On the business and policy side, quantum computing is getting another push from Washington. The U.S. Department of Commerce has signed a set of letters of intent tied to CHIPS and Science Act incentives, spreading support across multiple quantum companies and approaches. The takeaway isn’t that quantum is suddenly “solved.” It’s that the U.S. is trying to de-risk the race by funding a portfolio rather than betting on one hardware strategy—and markets noticed, with quantum-related stocks reacting quickly. For the broader tech world, this matters because it’s a signal: quantum is moving from a mostly research-driven storyline to a commercialization storyline, even if major hurdles like reliability and scale are still very real.

That funding news also intersected with a broader market moment: Nvidia just capped off the latest tech earnings cycle with another huge quarter and a fresh wave of shareholder-friendly moves. But the more revealing part was strategic. CEO Jensen Huang acknowledged Nvidia has largely ceded China’s AI chip market to Huawei under the weight of export controls and China’s domestic push.

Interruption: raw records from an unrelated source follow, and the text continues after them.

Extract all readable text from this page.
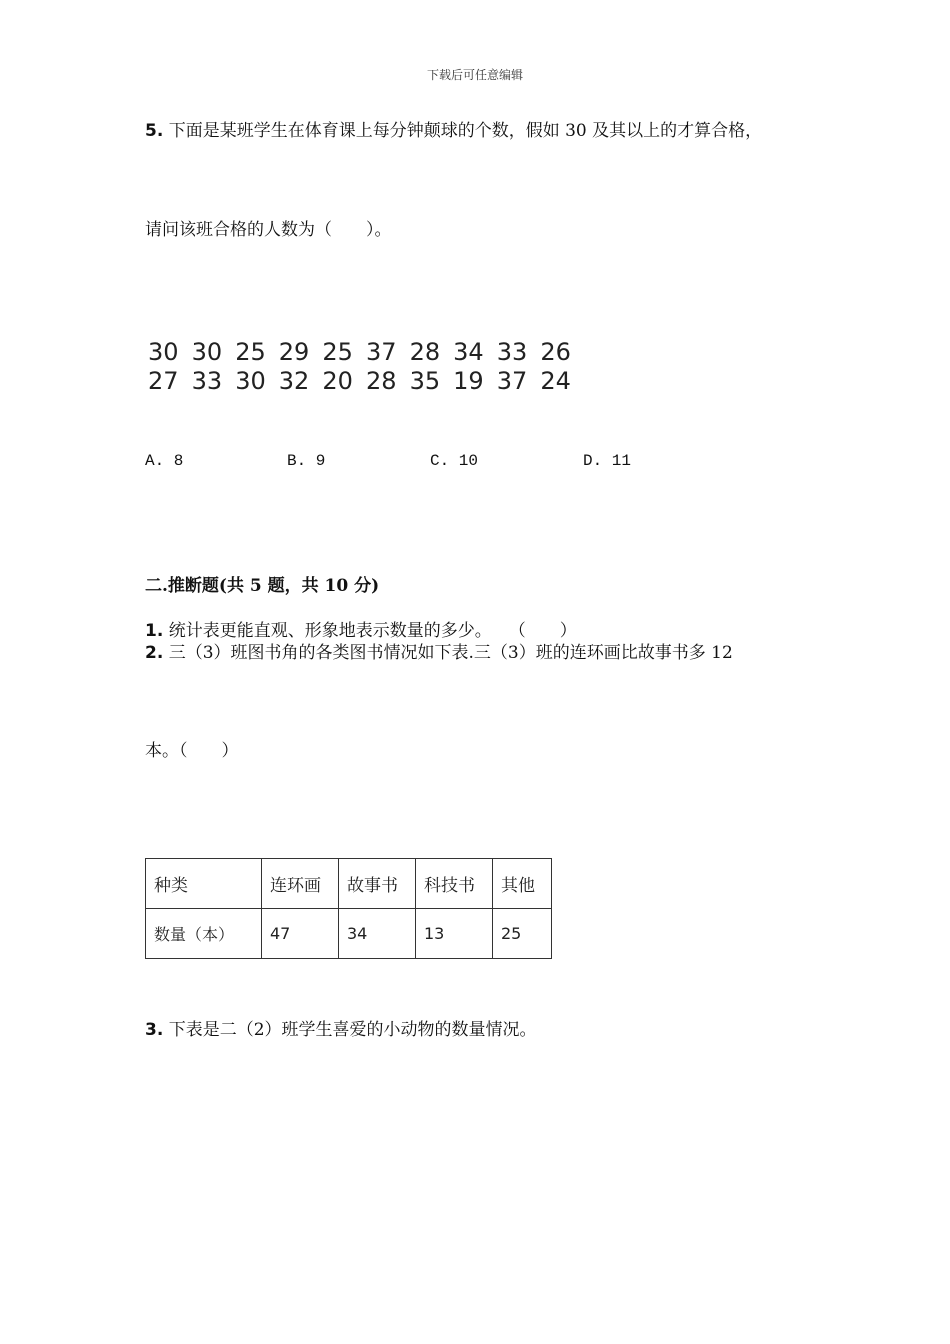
下载后可任意编辑
5. 下面是某班学生在体育课上每分钟颠球的个数，假如 30 及其以上的才算合格，
请问该班合格的人数为（　　）。
30 30 25 29 25 37 28 34 33 26
27 33 30 32 20 28 35 19 37 24
A. 8	B. 9	C. 10	D. 11
二.推断题(共 5 题，共 10 分)
1. 统计表更能直观、形象地表示数量的多少。　　（　　）
2. 三（3）班图书角的各类图书情况如下表.三（3）班的连环画比故事书多 12
本。（　　）
种类	连环画	故事书	科技书	其他
数量（本）	47	34	13	25
3. 下表是二（2）班学生喜爱的小动物的数量情况。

That’s a blunt reminder that geopolitics is no longer a side plot in the semiconductor story—it’s shaping growth paths. Nvidia also continues signaling it wants to be more than the company powering hyperscale data centers. By changing how it reports parts of the business and emphasizing “edge” opportunities—think PCs, robotics, and cars—it’s telling investors the next phase is about where AI runs, not just where it’s trained. And as expectations climb, even blowout numbers don’t guarantee the stock reaction you might assume.

Finally, two advances in lab-grown human tissues show how quickly organoid research is maturing—literally. First, researchers described a “confined culture” approach that helps fuse large numbers of stem-cell-derived gut spheroids into longer, tube-like tissues that can be transplanted earlier and engraft more effectively than typical small, round organoids. The headline result: these engineered gut tissues developed their own human-origin enteric nervous system—neurons and supporting cells—without needing extra added nerve precursor cells. After transplantation, they even showed nerve-dependent contractions that resemble adult intestinal movement. That’s a big step for disease modeling, and a promising direction for future graft-based treatments for intestinal failure. Second, a team in Shanghai reported what they describe as the first lab-grown sinoatrial node organoid—the tiny natural pacemaker region of the heart. Because this tissue is hard to study directly in patients and animal models don’t always match human pacing, a human-like organoid could be valuable for understanding arrhythmias and testing drugs. Longer-term, it points toward the idea of biological pacemakers that might reduce dependence on implanted electronics—still a future concept, but one that’s becoming easier to imagine.